Suara nyaring sirine membelah kesunyian malam. Mobil patroli putih-biru melaju cepat menuju gapura tua yang telah lama ditinggalkan. Dari kejauhan tulisan di atas gapura melintang jelas.
Selamat Datang di Jalan X.
"Dua empat, 10-2 jalan X ganti empat lapan," ucap polisi berwajah manis di depan Handy Talkie miliknya.
"Diterima empat lapan, tetap siaga dan aktifkan, ganti dua empat."
Polisi itu mendekatkan HT di depan mulut, "Diterima 24 ... siap 86!" jawabnya tegas.
Suara kresek-kresek pada HT pertanda frekuensi sedang aktif dan tersambung. Ia melirik rekan kerjanya yang sibuk menyetir, lalu kembali menghadap depan. Ia melihat papan peringatan di pinggir jalan.
Hati-hati, kawasan berbahaya!
"2 abad yang lalu gapura ini dibangun, tapi akhirnya ditelantarkan. Penasaran kenapa tempat ini ditakuti warga," ucap polisi berwajah manis bersiap-siap saat mobil patroli mereka memasuki gapura.
Papan peringatan itu bukanlah omong kosong semata. Baru saja melewati gapura jalanan terjal yang diapit jurang kanan, dan kiri menanti mereka.
Polisi berwajah oriental fokus menyetir. Ia harus waspada melewati daerah ini. Sedikit saja salah, nyawa taruhannya. Ia menelan ludahnya susah payah, tempat ini begitu gelap. Tak ada lampu penerang jalan.
Saat dirinya fokus menyetir, tiba-tiba ada kabut asap yang membumbung tinggi.
"Di sini ada gunung aktif?" tanya polisi berwajah oriental bernama Riko.
"Ga ada. Darimana asalnya kabut ini ... " sahut polisi berwajah manis bernama Sena. Ia mulai cemas.
Riko memelankan kecepatan mobilnya di 20 km/jam. Jika tidak segera pergi, mereka bisa terjebak di sini. Riko tetap waspada meski perasaannya bergemuruh.

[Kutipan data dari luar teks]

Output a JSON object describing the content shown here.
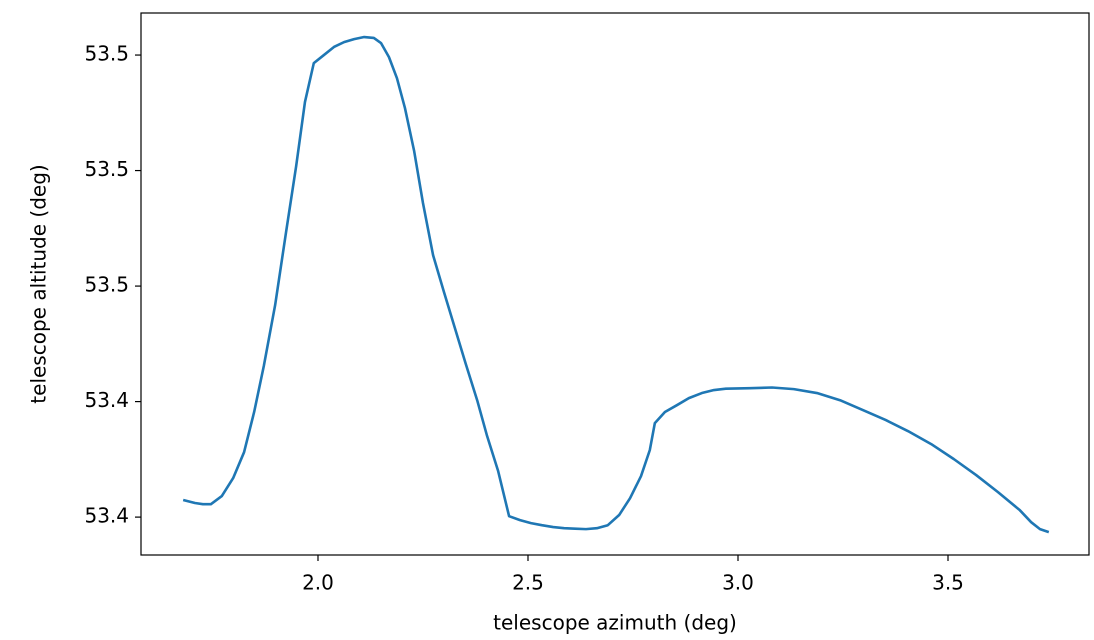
{
  "chart_data": {
    "type": "line",
    "xlabel": "telescope azimuth (deg)",
    "ylabel": "telescope altitude (deg)",
    "color": "#1f77b4",
    "x": [
      1.679,
      1.707,
      1.726,
      1.745,
      1.771,
      1.798,
      1.824,
      1.848,
      1.871,
      1.898,
      1.924,
      1.948,
      1.969,
      1.99,
      2.014,
      2.038,
      2.062,
      2.086,
      2.11,
      2.133,
      2.15,
      2.169,
      2.188,
      2.207,
      2.229,
      2.25,
      2.274,
      2.3,
      2.326,
      2.352,
      2.379,
      2.402,
      2.429,
      2.455,
      2.481,
      2.507,
      2.533,
      2.56,
      2.586,
      2.612,
      2.638,
      2.664,
      2.69,
      2.717,
      2.743,
      2.769,
      2.79,
      2.802,
      2.826,
      2.855,
      2.883,
      2.914,
      2.943,
      2.971,
      3.029,
      3.081,
      3.133,
      3.188,
      3.243,
      3.298,
      3.352,
      3.405,
      3.46,
      3.514,
      3.567,
      3.619,
      3.671,
      3.698,
      3.719,
      3.74
    ],
    "values": [
      53.44074,
      53.44061,
      53.44056,
      53.44056,
      53.44091,
      53.44169,
      53.44281,
      53.44455,
      53.44654,
      53.44918,
      53.45234,
      53.45519,
      53.45797,
      53.45965,
      53.46,
      53.46035,
      53.46056,
      53.46069,
      53.46078,
      53.46074,
      53.46052,
      53.45991,
      53.459,
      53.45771,
      53.45584,
      53.45359,
      53.45134,
      53.44974,
      53.44818,
      53.44662,
      53.44506,
      53.44355,
      53.44199,
      53.44004,
      53.43987,
      53.43974,
      53.43965,
      53.43957,
      53.43952,
      53.4395,
      53.43948,
      53.43952,
      53.43965,
      53.44009,
      53.44082,
      53.44177,
      53.4429,
      53.44407,
      53.44455,
      53.44485,
      53.44515,
      53.44537,
      53.4455,
      53.44556,
      53.44558,
      53.44561,
      53.44554,
      53.44537,
      53.44506,
      53.44463,
      53.4442,
      53.44372,
      53.44316,
      53.44251,
      53.44182,
      53.44108,
      53.4403,
      53.43978,
      53.43948,
      53.43935
    ],
    "xlim": [
      1.5786,
      3.8357
    ],
    "ylim": [
      53.43836,
      53.46182
    ],
    "xticks": [
      {
        "value": 2,
        "label": "2.0"
      },
      2.5,
      {
        "value": 3,
        "label": "3.0"
      },
      3.5
    ],
    "yticks": [
      {
        "value": 53.44,
        "label": "53.4"
      },
      {
        "value": 53.445,
        "label": "53.4"
      },
      {
        "value": 53.45,
        "label": "53.5"
      },
      {
        "value": 53.455,
        "label": "53.5"
      },
      {
        "value": 53.46,
        "label": "53.5"
      }
    ]
  }
}
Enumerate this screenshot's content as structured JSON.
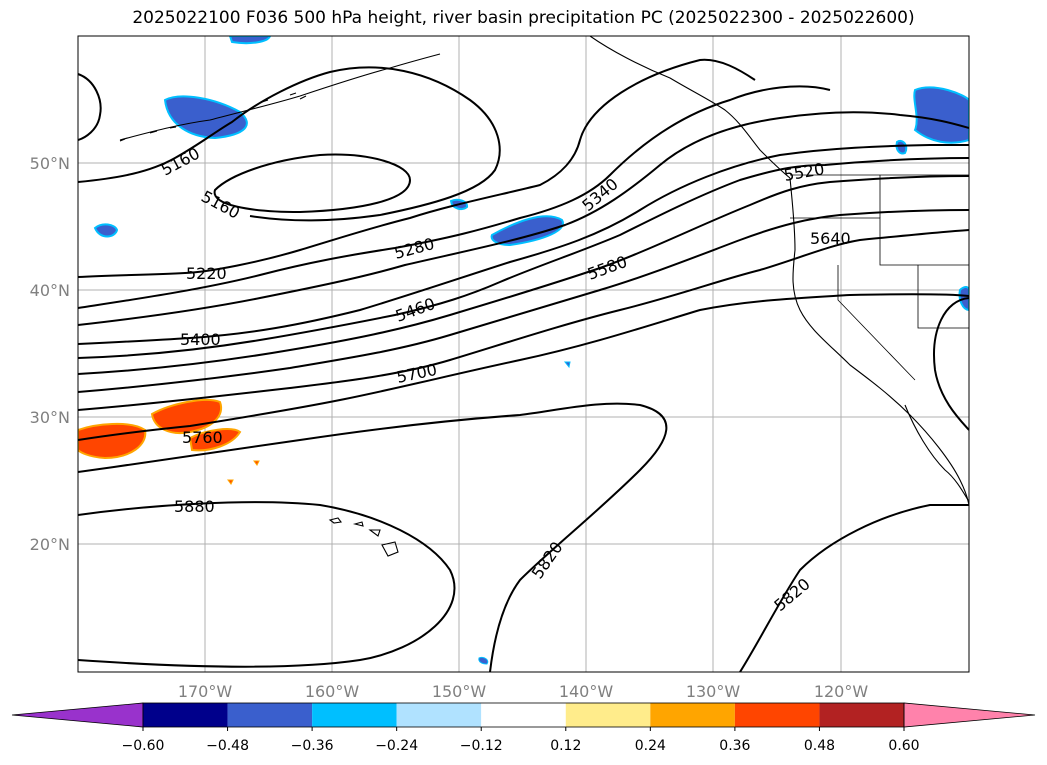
{
  "title": "2025022100 F036 500 hPa height, river basin precipitation PC (2025022300 - 2025022600)",
  "map": {
    "lat_labels": [
      "50°N",
      "40°N",
      "30°N",
      "20°N"
    ],
    "lon_labels": [
      "170°W",
      "160°W",
      "150°W",
      "140°W",
      "130°W",
      "120°W"
    ],
    "contour_labels": [
      "5160",
      "5160",
      "5220",
      "5280",
      "5340",
      "5400",
      "5460",
      "5580",
      "5640",
      "5700",
      "5760",
      "5880",
      "5820",
      "5820",
      "5520"
    ],
    "contour_color": "#000000",
    "grid_color": "#b0b0b0"
  },
  "colorbar": {
    "ticks": [
      "−0.60",
      "−0.48",
      "−0.36",
      "−0.24",
      "−0.12",
      "0.12",
      "0.24",
      "0.36",
      "0.48",
      "0.60"
    ],
    "colors": [
      "#9932CC",
      "#00008B",
      "#3A5FCD",
      "#00BFFF",
      "#B0E2FF",
      "#FFFFFF",
      "#FFEC8B",
      "#FFA500",
      "#FF4500",
      "#B22222",
      "#FF82AB"
    ]
  }
}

Sena melihat dari kejauhan ada patung serigala yang berdiri. Ia tak mengalihkan pandangannya pada patung itu, sampai akhirnya mobil patroli mereka melewati patung. Yang tadinya patung itu letaknya di pinggir jalan sebelah kiri, kini berpindah ke sebelah kanan.
Sena membungkam mulutnya. Ia benar-benar tak percaya, ia menoleh ke belakang mencari patung itu. Tapi menghilang.
"Kamu lihat apa?" tanya polisi Riko yang fokus menyetir.
"Ga! Ga ada apa-apa! Percepat jalannya!"
"Gabisa ... kalau cepat-cepat bisa mati, kalau pelan ketutupan kabut. Kamu mau tinggal di sini? Aku udah cari aman." ujar polisi Riko.
Sena bungkam.
Saat di pertengahan jalan, rombongan kelelawar keluar dari peradabannya. Mereka beterbangan tepat di depan mobil patroli.
Tin tin tin
Riko menekan klaksonnya berulang kali mencoba menyingkirkan kelelawar yang menutupi jalan, alih-alih minggir justru kelelawar itu bertambah banyak membuat kaca tertutup sempurna.
"Ah," dengan sekali hentakan Riko menginjak cepat remnya sampai beberapa kelelawar berjatuhan ke bawah.
"Hah hah hah!" Mereka mengatur nafasnya yang sesak.